Okulumun birinci gününde, onaltı kişilik bir sınıfa girmiştik buketle. Seçtiğim sıranın oturduğum yerin bile önemi olacaktı benim için. Sınıf kapısını açıp içeriye girdiğimde, bütün gözler bizim üzerimizdeyken tek bir kişinin gözleri bizi görmüyordu.

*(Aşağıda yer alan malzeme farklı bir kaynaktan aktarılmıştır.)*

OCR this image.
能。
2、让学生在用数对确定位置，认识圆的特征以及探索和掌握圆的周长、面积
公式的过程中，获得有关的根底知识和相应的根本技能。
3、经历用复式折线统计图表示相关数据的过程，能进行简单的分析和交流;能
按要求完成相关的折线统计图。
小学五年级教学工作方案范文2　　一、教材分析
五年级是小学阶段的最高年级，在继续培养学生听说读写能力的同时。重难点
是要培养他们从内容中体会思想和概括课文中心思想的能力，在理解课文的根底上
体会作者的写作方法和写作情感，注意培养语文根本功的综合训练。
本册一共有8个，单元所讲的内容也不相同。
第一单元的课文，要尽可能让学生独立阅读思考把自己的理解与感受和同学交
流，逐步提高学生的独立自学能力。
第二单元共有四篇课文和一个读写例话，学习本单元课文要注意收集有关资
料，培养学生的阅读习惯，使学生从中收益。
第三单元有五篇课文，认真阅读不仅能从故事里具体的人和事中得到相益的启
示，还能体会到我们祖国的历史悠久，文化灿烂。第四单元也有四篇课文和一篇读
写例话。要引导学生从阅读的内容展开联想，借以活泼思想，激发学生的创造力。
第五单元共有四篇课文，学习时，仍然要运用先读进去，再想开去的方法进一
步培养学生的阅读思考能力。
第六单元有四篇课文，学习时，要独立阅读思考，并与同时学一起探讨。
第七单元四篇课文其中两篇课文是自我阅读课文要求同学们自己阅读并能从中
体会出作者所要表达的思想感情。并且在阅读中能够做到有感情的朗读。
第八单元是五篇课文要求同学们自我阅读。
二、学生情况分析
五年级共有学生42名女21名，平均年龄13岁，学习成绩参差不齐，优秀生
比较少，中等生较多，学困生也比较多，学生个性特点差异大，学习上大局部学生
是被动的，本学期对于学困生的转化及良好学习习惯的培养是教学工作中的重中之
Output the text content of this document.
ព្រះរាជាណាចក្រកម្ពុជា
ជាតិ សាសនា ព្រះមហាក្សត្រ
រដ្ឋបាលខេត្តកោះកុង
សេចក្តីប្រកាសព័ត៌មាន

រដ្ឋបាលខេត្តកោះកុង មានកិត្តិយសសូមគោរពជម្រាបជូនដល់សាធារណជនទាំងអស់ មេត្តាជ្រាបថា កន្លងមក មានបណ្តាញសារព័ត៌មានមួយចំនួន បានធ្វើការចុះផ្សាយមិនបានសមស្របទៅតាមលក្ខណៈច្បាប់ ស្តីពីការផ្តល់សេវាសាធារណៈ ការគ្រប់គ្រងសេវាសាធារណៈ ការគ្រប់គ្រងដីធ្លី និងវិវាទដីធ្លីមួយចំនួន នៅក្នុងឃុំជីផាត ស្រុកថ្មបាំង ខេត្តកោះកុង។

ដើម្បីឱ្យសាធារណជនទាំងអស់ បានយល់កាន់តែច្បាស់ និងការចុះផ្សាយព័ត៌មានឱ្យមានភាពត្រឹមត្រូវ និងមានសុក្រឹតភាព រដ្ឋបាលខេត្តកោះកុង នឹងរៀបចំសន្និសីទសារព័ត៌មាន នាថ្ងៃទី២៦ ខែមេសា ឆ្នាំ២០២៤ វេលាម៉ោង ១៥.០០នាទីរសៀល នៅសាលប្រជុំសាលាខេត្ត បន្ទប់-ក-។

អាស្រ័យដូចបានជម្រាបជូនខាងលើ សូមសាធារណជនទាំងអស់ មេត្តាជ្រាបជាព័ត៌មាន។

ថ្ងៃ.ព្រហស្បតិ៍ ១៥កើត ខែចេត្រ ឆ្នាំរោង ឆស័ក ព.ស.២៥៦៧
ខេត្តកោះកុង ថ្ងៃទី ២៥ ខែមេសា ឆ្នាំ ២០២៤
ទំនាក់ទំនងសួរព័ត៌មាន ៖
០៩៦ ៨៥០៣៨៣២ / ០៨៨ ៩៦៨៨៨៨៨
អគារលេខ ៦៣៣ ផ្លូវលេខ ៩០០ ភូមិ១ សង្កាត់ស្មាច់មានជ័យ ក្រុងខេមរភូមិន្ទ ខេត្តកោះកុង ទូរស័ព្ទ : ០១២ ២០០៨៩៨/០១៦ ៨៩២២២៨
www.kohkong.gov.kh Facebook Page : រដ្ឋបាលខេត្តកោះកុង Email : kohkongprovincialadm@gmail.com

Aslında onlar üç kişiydi. Aralarına kimseyi almayan saf dışı üç yakın arkadaş, adına ne koyarsanız koyun hiç ayrılmayan üç kişi. Bilinmeyen tek birşey onları gördüğüm ilk andan beri o gruba duyduğum meraklı bakışlarımdı. Barış, iki kişi haricinde kimseyle muhattap olmazken, kağan ve akın tek tük konuşuyordu sınıf arkadaşlarıyla. Kısacası bu üçlü ekip fazla soğuktu etraftakilere. Bu grubun, okulun en popüler ekibi olduğunu öğrenmiştim. Birde sınıflarımız aynı olunca, kaderin bizi birleştirici bir özelliği olduğuna inanmıştım. Onların, yani o üçlü grubun bir gün benim en yakın arkadaşım olacaklarını hiç düşünmemiştim. Yeni hayatımın ilk adımı barışla göz göze gelmemdi. Birbirimize baktığımızda tüm evren işlevini kaybetmişti, durmuştu dünya sanki. Adına ne koyarsam koyayım bu bir tesadüf değildi ve kaderin bizi bir araya getirmek için çabaladığını hissediyordum. Öyle de olmuştu, kader bizi bir araya getirmişti.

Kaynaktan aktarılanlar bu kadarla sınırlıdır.